The CONTEXT bit in hstateen0 controls access to the scontext CSR
provided by the Sdtrig ISA extension.

=== Usage

After the writable bits of the machine-level `mstateen` CSRs are initialized to
zeros on reset, machine-level software can set bits in these registers to
enable less-privileged access to the controlled state. This may be either
because machine-level software knows how to swap the state or, more likely,
because machine-level software isn't swapping supervisor-level environments.
(Recall that the main reason the `mstateen` CSRs must exist is so machine level
can emulate the hypervisor extension. When machine level isn't emulating the
hypervisor extension, it is likely there will be no need to keep any
implemented `mstateen` bits zero.)

If machine level sets any writable `mstateen` bits to nonzero, it must initialize
the matching `hstateen` CSRs, if they exist, by writing zeros to them. And if any
`mstateen` bits that are set to one have matching bits in the `sstateen` CSRs,
machine-level software must also initialize those `sstateen` CSRs by writing
zeros to them. Ordinarily, machine-level software will want to set bit 63 of
all `mstateen` CSRs, necessitating that it write zero to all `hstateen` CSRs.

Software should ensure that all writable bits of `sstateen` CSRs are initialized
to zeros when an OS at supervisor level is first entered.

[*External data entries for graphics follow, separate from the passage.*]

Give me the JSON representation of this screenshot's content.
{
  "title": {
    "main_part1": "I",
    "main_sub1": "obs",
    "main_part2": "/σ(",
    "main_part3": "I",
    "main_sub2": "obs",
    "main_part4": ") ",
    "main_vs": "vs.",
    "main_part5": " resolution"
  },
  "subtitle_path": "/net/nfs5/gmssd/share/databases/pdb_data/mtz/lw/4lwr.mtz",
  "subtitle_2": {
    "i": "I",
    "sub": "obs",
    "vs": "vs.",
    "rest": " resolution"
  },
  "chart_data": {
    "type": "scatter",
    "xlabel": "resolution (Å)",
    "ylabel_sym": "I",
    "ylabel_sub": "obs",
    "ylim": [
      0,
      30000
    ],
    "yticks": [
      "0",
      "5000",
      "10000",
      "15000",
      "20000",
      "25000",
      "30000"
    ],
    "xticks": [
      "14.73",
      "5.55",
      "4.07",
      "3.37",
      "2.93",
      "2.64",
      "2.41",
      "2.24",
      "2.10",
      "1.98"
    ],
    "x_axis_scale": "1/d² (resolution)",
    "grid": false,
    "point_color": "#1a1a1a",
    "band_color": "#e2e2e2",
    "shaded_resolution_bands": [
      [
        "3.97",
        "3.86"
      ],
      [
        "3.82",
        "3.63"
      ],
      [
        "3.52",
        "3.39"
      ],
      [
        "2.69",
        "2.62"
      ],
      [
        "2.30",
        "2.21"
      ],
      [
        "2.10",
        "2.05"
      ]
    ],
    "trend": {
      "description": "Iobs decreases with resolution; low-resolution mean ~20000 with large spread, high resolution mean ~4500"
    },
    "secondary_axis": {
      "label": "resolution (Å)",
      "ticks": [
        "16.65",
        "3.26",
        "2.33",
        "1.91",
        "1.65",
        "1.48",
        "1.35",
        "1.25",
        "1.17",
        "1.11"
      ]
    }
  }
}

The OS can then set
bits in these registers to enable user-level access to the controlled state,
presumably because it knows how to context-swap the state.

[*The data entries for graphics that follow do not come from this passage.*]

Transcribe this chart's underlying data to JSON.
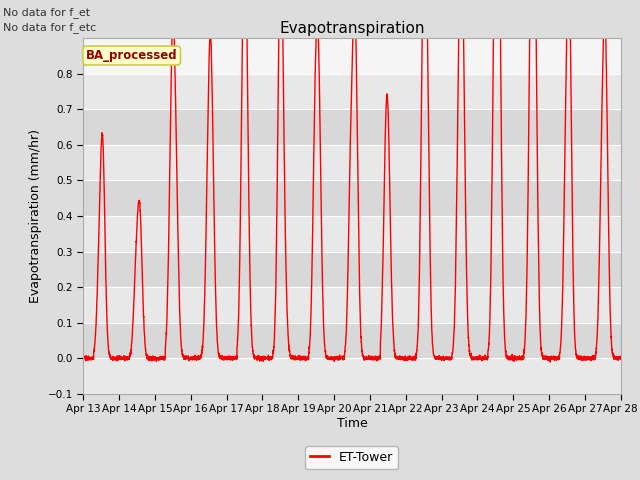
{
  "title": "Evapotranspiration",
  "xlabel": "Time",
  "ylabel": "Evapotranspiration (mm/hr)",
  "ylim": [
    -0.1,
    0.9
  ],
  "yticks": [
    -0.1,
    0.0,
    0.1,
    0.2,
    0.3,
    0.4,
    0.5,
    0.6,
    0.7,
    0.8
  ],
  "line_color": "red",
  "line_width": 1.0,
  "bg_color": "#dddddd",
  "plot_bg": "#f5f5f5",
  "annotations": [
    "No data for f_et",
    "No data for f_etc"
  ],
  "legend_label": "ET-Tower",
  "ba_label": "BA_processed",
  "ba_color": "#990000",
  "ba_bg": "#ffffcc",
  "ba_edge": "#cccc44",
  "x_tick_labels": [
    "Apr 13",
    "Apr 14",
    "Apr 15",
    "Apr 16",
    "Apr 17",
    "Apr 18",
    "Apr 19",
    "Apr 20",
    "Apr 21",
    "Apr 22",
    "Apr 23",
    "Apr 24",
    "Apr 25",
    "Apr 26",
    "Apr 27",
    "Apr 28"
  ],
  "band_colors": [
    "#e8e8e8",
    "#d8d8d8"
  ],
  "grid_color": "#ffffff"
}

For the `sstateen` CSRs whose access by a guest OS is permitted by bit 63 of the
corresponding `hstateen` CSRs, a hypervisor must include the `sstateen` CSRs in the
context it swaps for a guest OS. When it starts a new guest OS, it must ensure
the writable bits of those `sstateen` CSRs are initialized to zeros, and it must
emulate accesses to any other `sstateen` CSRs.

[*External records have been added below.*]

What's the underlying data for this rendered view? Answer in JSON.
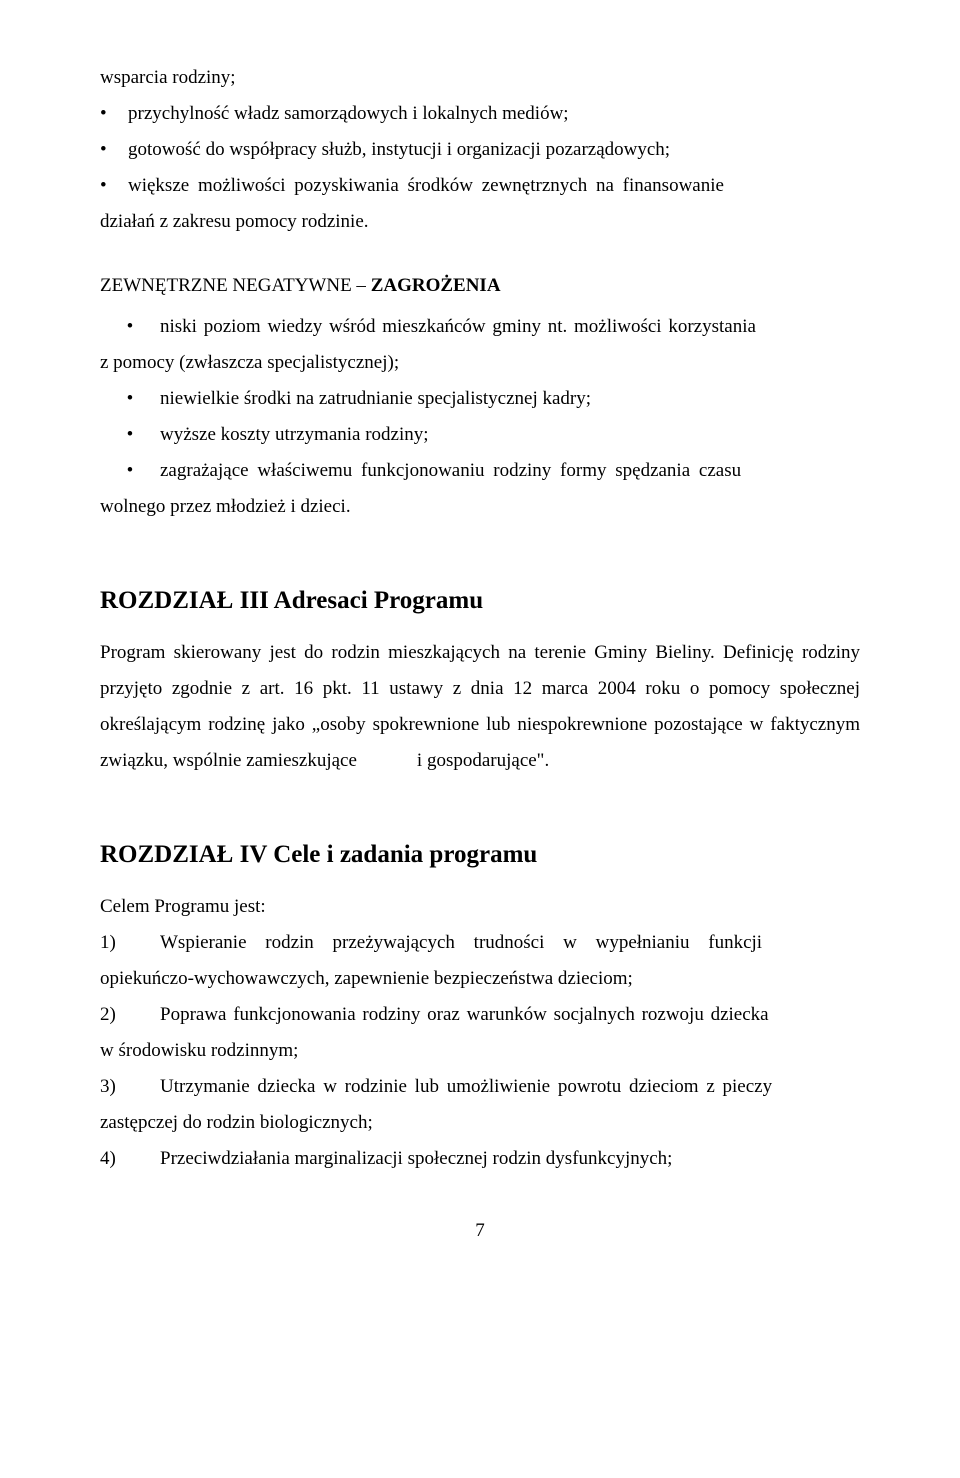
{
  "bullets_top": [
    "wsparcia rodziny;",
    "przychylność władz samorządowych i lokalnych mediów;",
    "gotowość do współpracy służb, instytucji i organizacji pozarządowych;",
    "większe możliwości pozyskiwania środków zewnętrznych na finansowanie"
  ],
  "cont1": "działań z zakresu pomocy rodzinie.",
  "section2_prefix": "ZEWNĘTRZNE NEGATYWNE – ",
  "section2_bold": "ZAGROŻENIA",
  "bullets_mid_1": "niski poziom wiedzy wśród mieszkańców gminy nt. możliwości korzystania",
  "cont2": "z pomocy (zwłaszcza specjalistycznej);",
  "bullets_mid_2": "niewielkie środki na zatrudnianie specjalistycznej kadry;",
  "bullets_mid_3": "wyższe koszty utrzymania rodziny;",
  "bullets_mid_4": "zagrażające właściwemu funkcjonowaniu rodziny formy spędzania czasu",
  "cont3": "wolnego przez młodzież i dzieci.",
  "h2_3": "ROZDZIAŁ III   Adresaci Programu",
  "p3": "Program skierowany jest do rodzin mieszkających na terenie Gminy Bieliny. Definicję rodziny przyjęto zgodnie z art. 16 pkt. 11 ustawy z dnia 12 marca 2004 roku o pomocy społecznej określającym rodzinę jako „osoby spokrewnione lub niespokrewnione pozostające w faktycznym związku, wspólnie zamieszkujące",
  "p3_tail": "i gospodarujące\".",
  "h2_4": "ROZDZIAŁ IV  Cele i zadania programu",
  "p4_intro": "Celem Programu jest:",
  "items4": [
    {
      "n": "1)",
      "t": "Wspieranie rodzin przeżywających trudności w wypełnianiu funkcji",
      "cont": "opiekuńczo-wychowawczych, zapewnienie bezpieczeństwa dzieciom;"
    },
    {
      "n": "2)",
      "t": "Poprawa funkcjonowania rodziny oraz warunków socjalnych rozwoju dziecka",
      "cont": "w środowisku rodzinnym;"
    },
    {
      "n": "3)",
      "t": "Utrzymanie dziecka w rodzinie lub umożliwienie powrotu dzieciom z pieczy",
      "cont": "zastępczej do rodzin biologicznych;"
    },
    {
      "n": "4)",
      "t": "Przeciwdziałania marginalizacji społecznej rodzin dysfunkcyjnych;",
      "cont": ""
    }
  ],
  "page_num": "7"
}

If software at any privilege level does not support multiple contexts for
less-privilege levels, then it may choose to maximize less-privileged access to
all state by writing a value of all ones to the `stateen` CSRs at its level (the
`mstateen` CSRs for machine level, the `sstateen` CSRs for an OS, and the `hstateen`
CSRs for a hypervisor), without knowing all the state to which it is granting
access. This is justified because there is no risk of a covert channel between
execution contexts at the less-privileged level when only one context exists
at that level. This situation is expected to be common for machine level, and
it might also arise, for example, for a type-1 hypervisor that hosts only a
single guest virtual machine.

=== Possible expansion

If a need is anticipated, the set of `stateen` CSRs could in the future be
doubled by adding these:

`0x38C mstateen4` `0x39C mstateen4h`

`0x38D mstateen5` `0x39D mstateen5h`

`0x38E mstateen6` `0x39E mstateen6h`

`0x38F mstateen7` `0x39F mstateen7h`

`0x18C sstateen4`

`0x18D sstateen5`

`0x18E sstateen6`

`0x18F sstateen7`

`0x68C hstateen4` `0x69C hstateen4h`

`0x68D hstateen5` `0x69D hstateen5h`

`0x68E hstateen6` `0x69E hstateen6h`

`0x68F hstateen7` `0x69F hstateen7h`

These additional CSRs are not a definite part of the original proposal because
it is unclear whether they will ever be needed, and it is believed the rate of
consumption of bits in the first group, registers numbered 0-3, will be slow
enough that any looming shortage will be perceptible many years in advance. At
the moment, it is not known even how many years it may take to exhaust just
`mstateen0`, `sstateen0`, and `hstateen0`.